The Fact Find

  • Community Hub: TQ6 Community Partnership (TCP)

  • Location: Townstal, Dartmouth

  • Residents: 8000

  • Strategic partners: C2/ Exeter University, South Hams District Council, Police, local authority councillors, Housing, Education, NHS Devon, Devon PCT, The Children’s Centre

  • Date 7-Steps began: February 2009

We are the TQ6 Community Partnership, known as TQ6.

We are a partnership of local people and services who work together to address local issues and community concerns to improve life in, Townstal, Dartmouth and the surrounding villages. We have adopted the C2 approach to partnership working and have been going in various shapes and forms since 2009.

We also aim to create greater community cohesion through activities and creating opportunities for the community to do things for themselves

Dartmouth is a town of two halves with visible affluence and hidden poverty. An historic focus on the affluence of the town and the tourist economy has long taken priority over the real challenges and needs locally.

Like many coastal communities, Dartmouth, particularly Townstal at the top of the hill, is suffering from the impact of austerity cut back to services, seasonal work and the increase of zero-hour contracts, reduction and automation of essential services, high levels of digital exclusion, rural isolation, infrequent and expensive public transport and its local hard-working population are underrepresented in local decision-making.

How it all started with C2/Hub History

It all started back in 2009 by the then local police inspector, Paul Morgan, who identified that problems emerging from the Police Community Liaison meetings were in fact multi-agency in nature and could not be solved by Police alone, he knew about the C2 Connecting Communities programme, through the Beacon Project in Falmouth, which draws together key service providers and residents to work together in partnership as equals within their neighbourhood and felt this was the right model to bring the services partners together with the local community of Townstal, to collectively tackle issues together and to give the residents of Townstal a voice.

Townstal Community Partnership was formed in 2009 and achieved much in the first few years, so much so that it was used as an exemplar site for the Department of Health HELP project

A can-do community partnership: Focus Group Report

a large group of people looking at the camera. There is a string of balloons above them

In subsequent years the partnership has kept going, though energy has ebbed & flowed particularly with the impact of austerity and shifts in working practices of organisations which have made service provision less accessible to this town .

Back in 2016 TCP were chosen as one of only 20 communities nationally in the Placed Based Social Action programme with the National Lottery. This programme provided a fresh impetus from this passionate, energetic and close-knit community who brought back to the forefront the very same issues faced over 11 years previously, with underlying issues of hidden poverty and the new depth of disconnection between service providers and those in the community needing help and support. The partnership has been reignited with significant influence and new energy coming from self-funded charity Dartmouth Community Chest and the community identifying the need for their own hub space (s) to meet and to get support locally from key services.

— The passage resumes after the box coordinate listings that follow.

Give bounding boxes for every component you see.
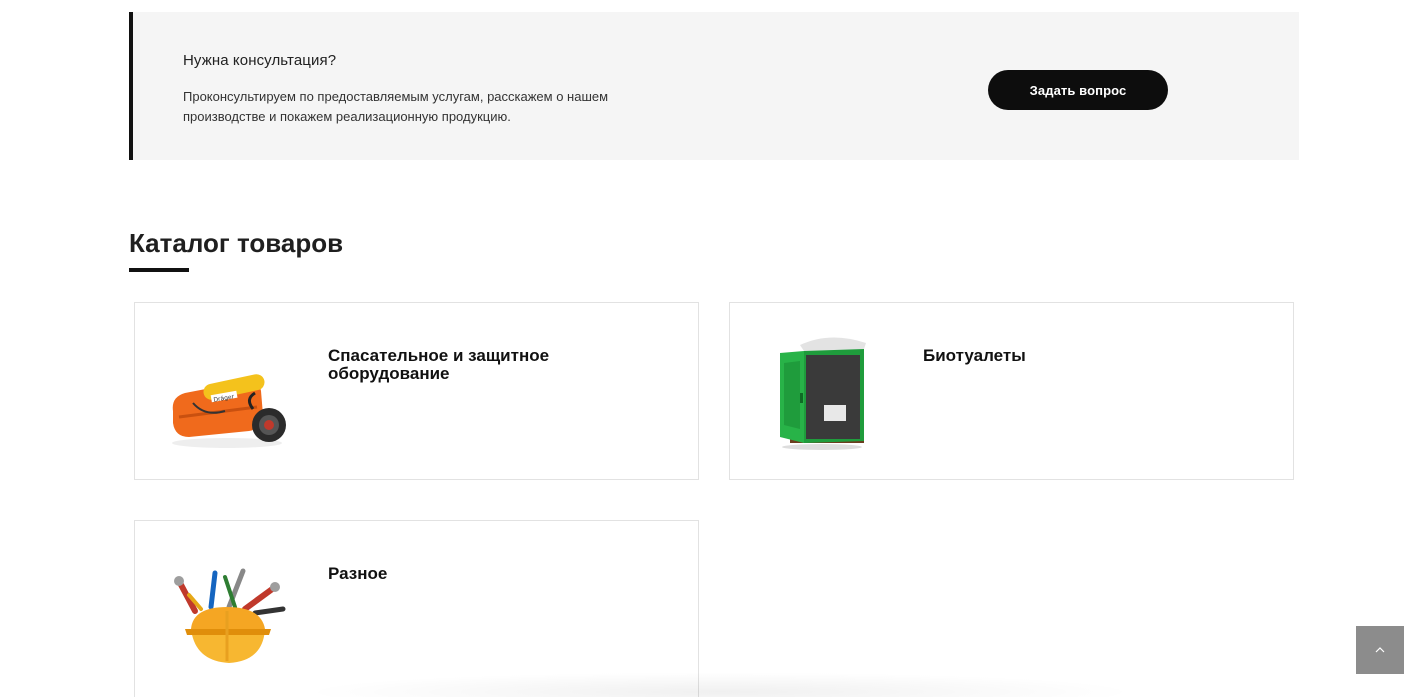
consultation-banner: Нужна консультация? Проконсультируем по …: [129, 12, 1299, 160]
chevron-up-icon: [1375, 641, 1385, 659]
catalog-heading: Каталог товаров: [129, 228, 344, 258]
tools-helmet-image: [165, 551, 295, 669]
catalog-card-misc[interactable]: Разное: [134, 520, 699, 697]
portable-toilet-image: [760, 333, 890, 451]
consultation-title: Нужна консультация?: [183, 52, 337, 69]
bottom-shadow: [300, 672, 1140, 697]
catalog-card-portable-toilets[interactable]: Биотуалеты: [729, 302, 1294, 480]
catalog-card-title: Разное: [328, 564, 388, 583]
scroll-to-top-button[interactable]: [1356, 626, 1404, 674]
catalog-card-rescue-equipment[interactable]: Dräger Спасательное и защитное оборудова…: [134, 302, 699, 480]
catalog-card-title: Биотуалеты: [923, 346, 1026, 365]
heading-underline: [129, 268, 189, 272]
rescue-equipment-image: Dräger: [165, 333, 295, 451]
consultation-text: Проконсультируем по предоставляемым услу…: [183, 89, 609, 124]
catalog-card-title: Спасательное и защитное оборудование: [328, 346, 550, 383]
ask-question-button[interactable]: Задать вопрос: [988, 70, 1168, 110]
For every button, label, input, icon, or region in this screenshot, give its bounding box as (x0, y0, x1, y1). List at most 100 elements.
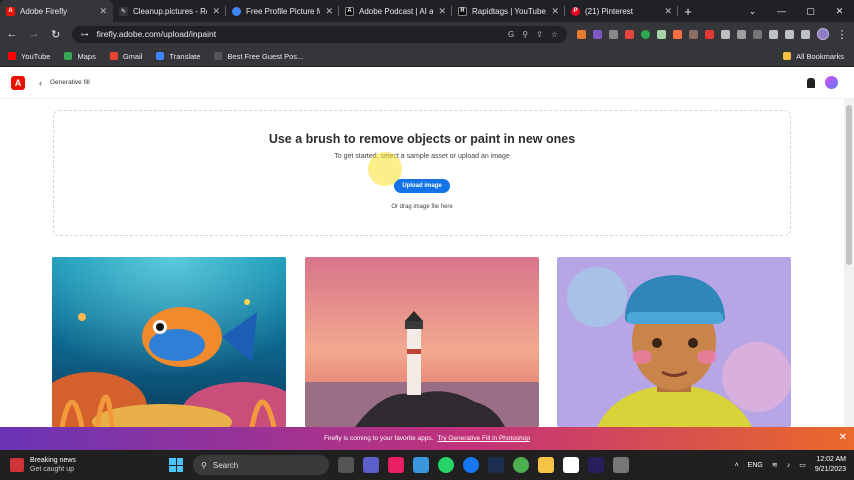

The partnership now has a new name – TQ6 Community Partnership – still TCP – but breaking down barriers of the divisions felt in this community between top and bottom of town that often brought challenges – helping to promote that we are all one town

The next chapter has already started and soon there will be a dedicated community hub, providing a safe, informal and community owned space and direct access to services and a visible presence in the town

The Friday ‘Hub at the hall’ sessions is bringing key services back into the community and providing a space for local people, both old and young, to meet up with each other, all over a cup of tea and hot food.


“This hub is great and what we need, people can come up and talk to services and have queries sorted instantly, I have been trying to sort a problem out with my housing, 3 weeks I have been ringing and nothing happens, today I have been here and met them face to face and it was sorted in 10 minutes, and I get to meet other locals  and have a cup of tea. This is what should be in place in the community, its great and it’s what these community spaces should be about, rather than just being there for slimming world! ”


Another key part of this next chapter are the new Town Councillors who stood because of the underrepresentation of a large part of the town. A group of local residents from all walks of life, felt change was desperately needed so they formed the Dartmouth Initiative Group (DIG) with a collective goal to make the town better and fairer for all and to bring back much needed services. They won 11 of the 16 seats and so with a majority can start to drive forward the changes that the community are asking for.

An article in the Guardian says:

‘In May’s town council elections, 11 of Dartmouth’s 16 seats were won by the new Dartmouth Initiative Group (DIG). Its most vocal representative is Dawn Shepherd, who moved there from Wolverhampton 15 years ago. Her journey to public office began when she started the local food bank. “There’s a lot of poverty here,” she says. “And, on top of that, where we are is like an island. We have no Job Centre, so it is £6 each time on the bus. Having to go somewhere else for everything adds to the poverty.’

Thomas Guy visited the Community Hub one Friday at Townstal Community Hall. He was hearted by the continued efforts of the community to look out for its members.